If you can't make the balloon payment or refinance again, you face the loss of your property. Those that commit mortgage fraud have no morals, have no sense of shame, and only want your property and your money. For example, if you are having trouble paying your mortgage and the lender is threatening foreclosure, you may be contacted by another lender saying something to the effect, before he can help he needs you to deed your property to him, claiming it's just a temporary measure to prevent foreclosure. The promised refinancing never comes through; the fraudulent lender owns your property.

According to state and federal mortgage overseers, it isn't often that an entire company will be involved in mortgage fraud, that it is usually individuals within a structured company. Often though they will be high up in the company or corporation. In Nevada currently Ameriquest has been stripped of its right to offer mortgages. This apparently was a company wide attempt to de-fraud, and the scams took place across the nation.

The Nevada Mortgage Lending Division has this information on their web site. "If you have obtained a loan through Ameriquest on a property located in Nevada or while a resident of Nevada, please complete the complaint form available on the web site." They say a restitution process is being developed and the complaint form will be your first step toward restitution. It is a nation-wide restitution with about $1.7 million to be released to those that may have been bilked by the company.

Tips from HUD on being a Smart Consumer

• 1. Before you buy a home, attend a homeownership education course offered by the U.S. Department of Housing and Urban Development-approved, non-profit counseling agencies.

• 2. Interview several real estate professionals and ask for and check references before you select one.

• 3. Get information about the prices of other homes in the neighborhood.

• 4. Hire a properly qualified and licensed home inspector to carefully inspect the property before you are obligated to buy. Determine whether you or the seller is going to be responsible for paying for the repairs.

• 5. Shop for a lender and compare costs. Be suspicious if anyone tries to steer you to just one lender.

• 6. Do not let anyone persuade you to make a false statement on your loan applications, such as overstating your income, the source of your down payment, failing to disclose the nature and amount of your debts, or even how long you have been employed. When you apply for a mortgage loan, every piece of information that you submit must be accurate and complete. Lying on a mortgage application is fraud and may result in criminal penalties.

• 7. Do not let anyone convince you to borrow more money than you know you can afford to repay. If you get behind on your payments, you risk losing your house and all of the money you put into your property.

• 8. Never sign a blank document or a document containing blanks. If information is inserted by someone else after you have signed, you may still be bound to the terms of the contract. Cross through any blanks so information cannot be added.

• 9. Don't sign anything you don't understand. Ask questions, see your attorney, consult with a trusted real estate professional, or go to a HUD-approved Housing Counseling Agency near you.

• 10. Be suspicious when the cost of a home improvement goes up if you don't accept the contractor's financing.

• 11. Be honest about your intention to occupy the house.

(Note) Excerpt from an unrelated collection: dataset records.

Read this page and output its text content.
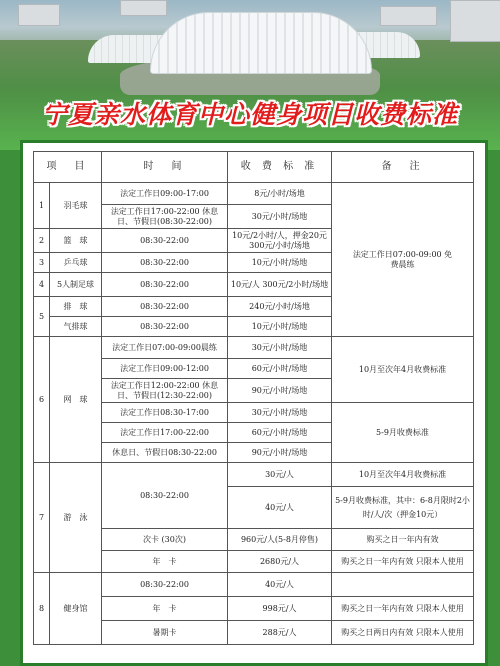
宁夏亲水体育中心健身项目收费标准
项　目		时　间	收 费 标 准	备　注
1	羽毛球	法定工作日09:00-17:00	8元/小时/场地	法定工作日07:00-09:00 免费晨练
		法定工作日17:00-22:00 休息日、节假日(08:30-22:00)	30元/小时/场地	
2	篮　球	08:30-22:00	10元/2小时/人，押金20元 300元/小时/场地	
3	乒乓球	08:30-22:00	10元/小时/场地	
4	5人制足球	08:30-22:00	10元/人 300元/2小时/场地	
5	排　球	08:30-22:00	240元/小时/场地	
	气排球	08:30-22:00	10元/小时/场地	
6	网　球	法定工作日07:00-09:00晨练	30元/小时/场地	10月至次年4月收费标准
		法定工作日09:00-12:00	60元/小时/场地	
		法定工作日12:00-22:00 休息日、节假日(12:30-22:00)	90元/小时/场地	
		法定工作日08:30-17:00	30元/小时/场地	5-9月收费标准
		法定工作日17:00-22:00	60元/小时/场地	
		休息日、节假日08:30-22:00	90元/小时/场地	
7	游　泳	08:30-22:00	30元/人	10月至次年4月收费标准
			40元/人	5-9月收费标准，其中：6-8月限时2小时/人/次（押金10元）
		次卡 (30次)	960元/人(5-8月停售)	购买之日一年内有效
		年　卡	2680元/人	购买之日一年内有效 只限本人使用
8	健身馆	08:30-22:00	40元/人	
		年　卡	998元/人	购买之日一年内有效 只限本人使用
		暑期卡	288元/人	购买之日两日内有效 只限本人使用
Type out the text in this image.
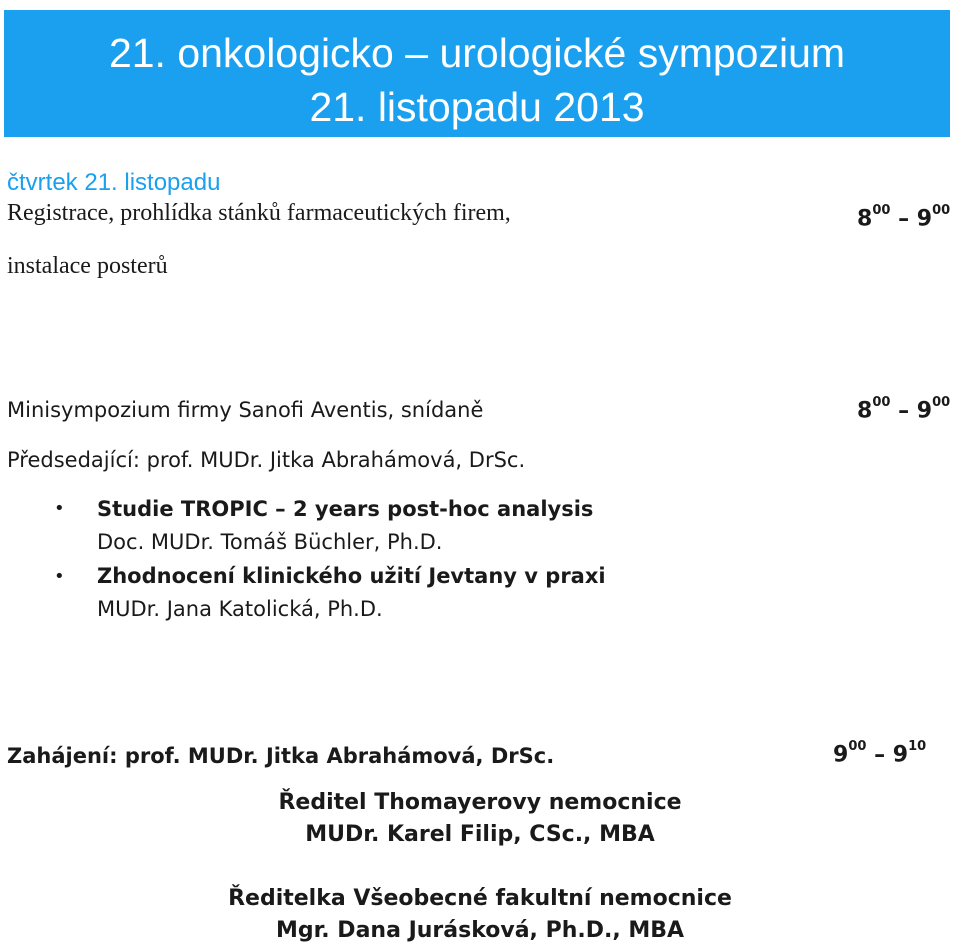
21. onkologicko – urologické sympozium
21. listopadu 2013
čtvrtek 21. listopadu
Registrace, prohlídka stánků farmaceutických firem,
instalace posterů
$8^{00} - 9^{00}$
Minisympozium firmy Sanofi Aventis, snídaně	$8^{00} - 9^{00}$
Předsedající: prof. MUDr. Jitka Abrahámová, DrSc.
• Studie TROPIC – 2 years post-hoc analysis
Doc. MUDr. Tomáš Büchler, Ph.D.
• Zhodnocení klinického užití Jevtany v praxi
MUDr. Jana Katolická, Ph.D.
Zahájení: prof. MUDr. Jitka Abrahámová, DrSc.	$9^{00} - 9^{10}$
Ředitel Thomayerovy nemocnice
MUDr. Karel Filip, CSc., MBA
Ředitelka Všeobecné fakultní nemocnice
Mgr. Dana Jurásková, Ph.D., MBA
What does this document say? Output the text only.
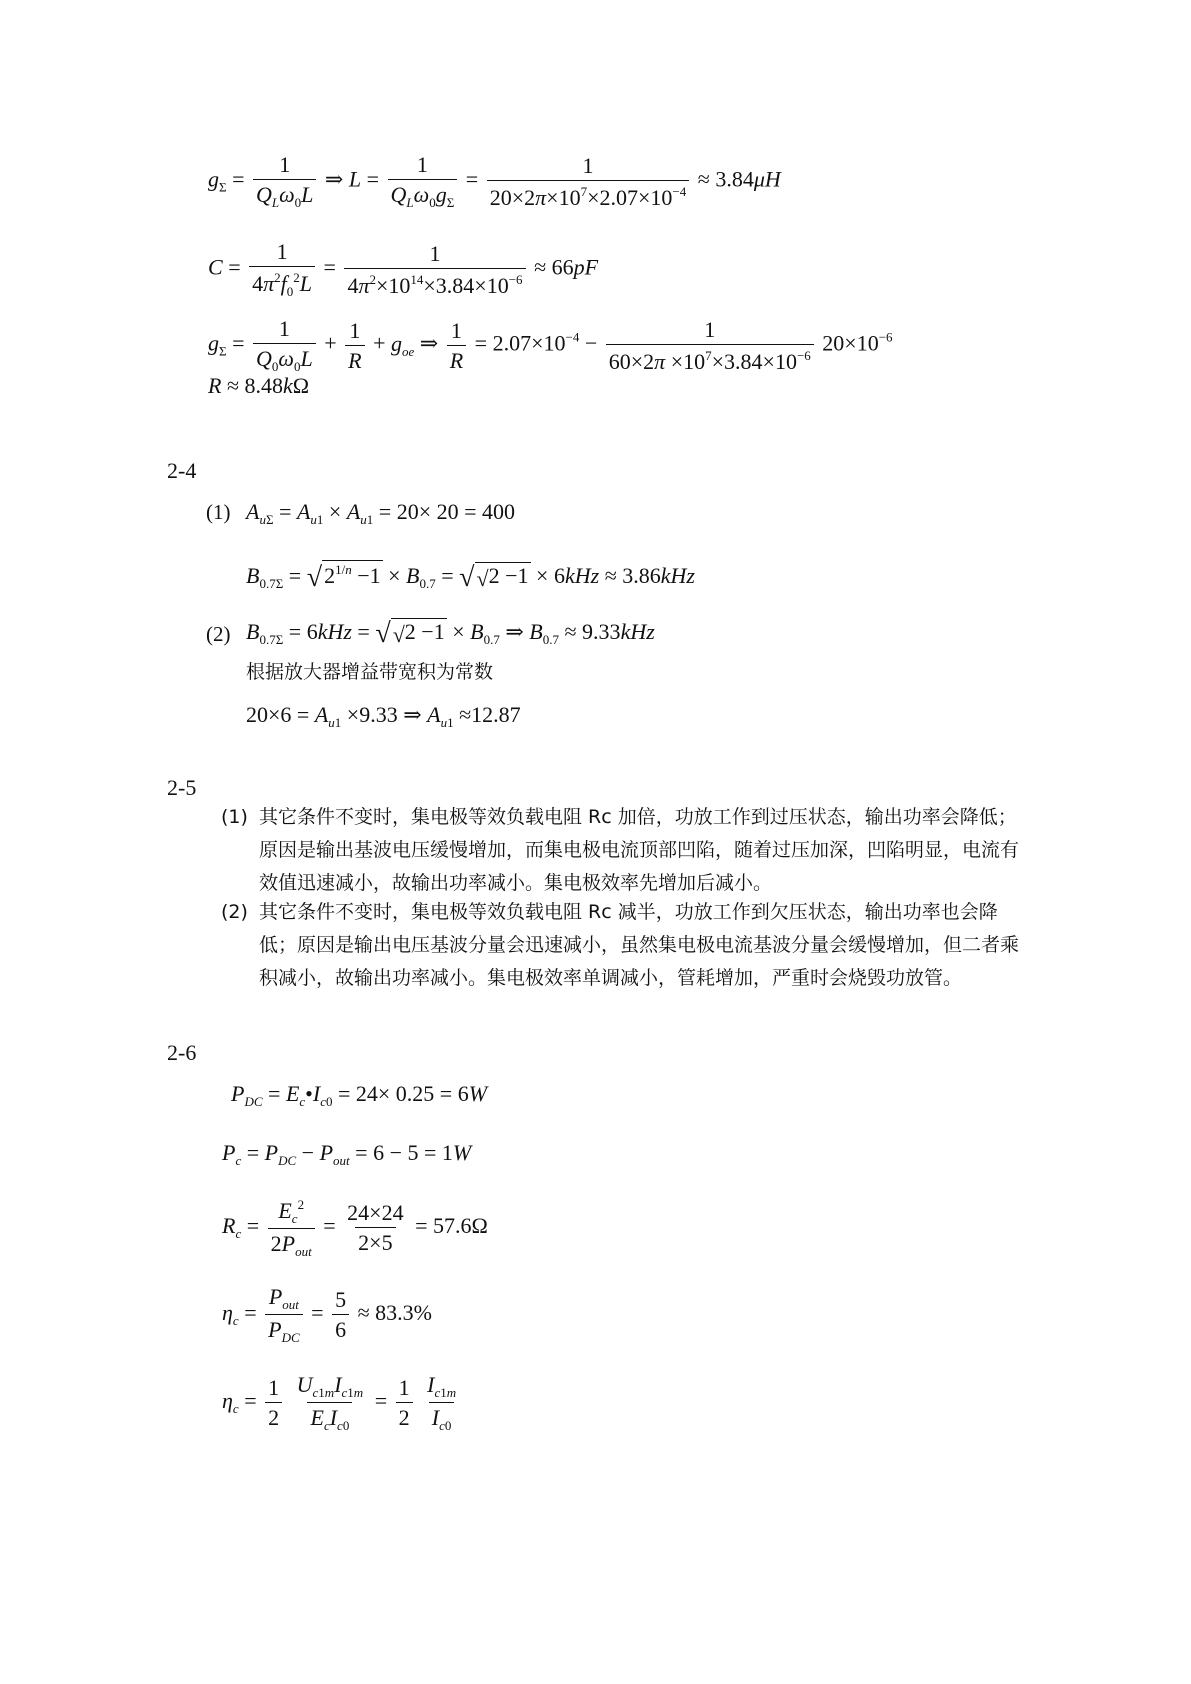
$g_\Sigma = \frac{1}{Q_L\omega_0L}$ ⇒ $L = \frac{1}{Q_L\omega_0g_\Sigma} = \frac{1}{20\times 2\pi\times 10^7\times 2.07\times 10^{-4}} \approx 3.84\mu H$
$C = \frac{1}{4\pi^2f_0^2L} = \frac{1}{4\pi^2\times 10^{14}\times 3.84\times 10^{-6}} \approx 66pF$
$g_\Sigma = \frac{1}{Q_0\omega_0L} + \frac{1}{R} + g_{oe}$ ⇒ $\frac{1}{R} = 2.07\times 10^{-4} - \frac{1}{60\times 2\pi \times 10^7\times 3.84\times 10^{-6}} 20\times 10^{-6}$
R ≈ 8.48kΩ
2-4
(1) $A_{u\Sigma} = A_{u1} \times A_{u1} = 20\times 20 = 400$
$B_{0.7\Sigma} = √2^{1/n} -1 \times B_{0.7} = √√2 -1 \times 6kHz \approx 3.86kHz$
(2) $B_{0.7\Sigma} = 6kHz = √√2 -1 \times B_{0.7}$ ⇒ $B_{0.7} \approx 9.33kHz$
根据放大器增益带宽积为常数
$20\times 6 = A_{u1} \times 9.33$ ⇒ $A_{u1} \approx 12.87$
2-5
(1) 其它条件不变时，集电极等效负载电阻 Rc 加倍，功放工作到过压状态，输出功率会降低；原因是输出基波电压缓慢增加，而集电极电流顶部凹陷，随着过压加深，凹陷明显，电流有效值迅速减小，故输出功率减小。集电极效率先增加后减小。
(2) 其它条件不变时，集电极等效负载电阻 Rc 减半，功放工作到欠压状态，输出功率也会降低；原因是输出电压基波分量会迅速减小，虽然集电极电流基波分量会缓慢增加，但二者乘积减小，故输出功率减小。集电极效率单调减小，管耗增加，严重时会烧毁功放管。
2-6
$P_{DC}$ = $E_c•I_{c0} = 24\times 0.25 = 6W$
$P_c = P_{DC} - P_{out} = 6 - 5 = 1W$
$R_c = \frac{E_c^2}{2P_{out}} = \frac{24\times 24}{2\times 5} = 57.6\Omega$
$\eta_c = \frac{P_{out}}{P_{DC}} = \frac{5}{6} \approx 83.3\%$
$\eta_c = \frac{1}{2}$
$\frac{U_{c1m}I_{c1m}}{E_cI_{c0}} = \frac{1}{2}$
$\frac{I_{c1m}}{I_{c0}}$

It is a federal law to lie on this one.

All of the above sounds like common sense, obvious, but the obvious part is this. A scammer talks someone out of his or her life savings hourly in this country. As mentioned, 15 percent of the FBI workload is mortgage fraud. People are ripped off by way of mortgage fraud daily. In Nevada during the current fiscal year there have been 41 cases of mortgage fraud. The number of cases being investigated at this time isn't known.

They are out there and they want your money and your property. Be aware.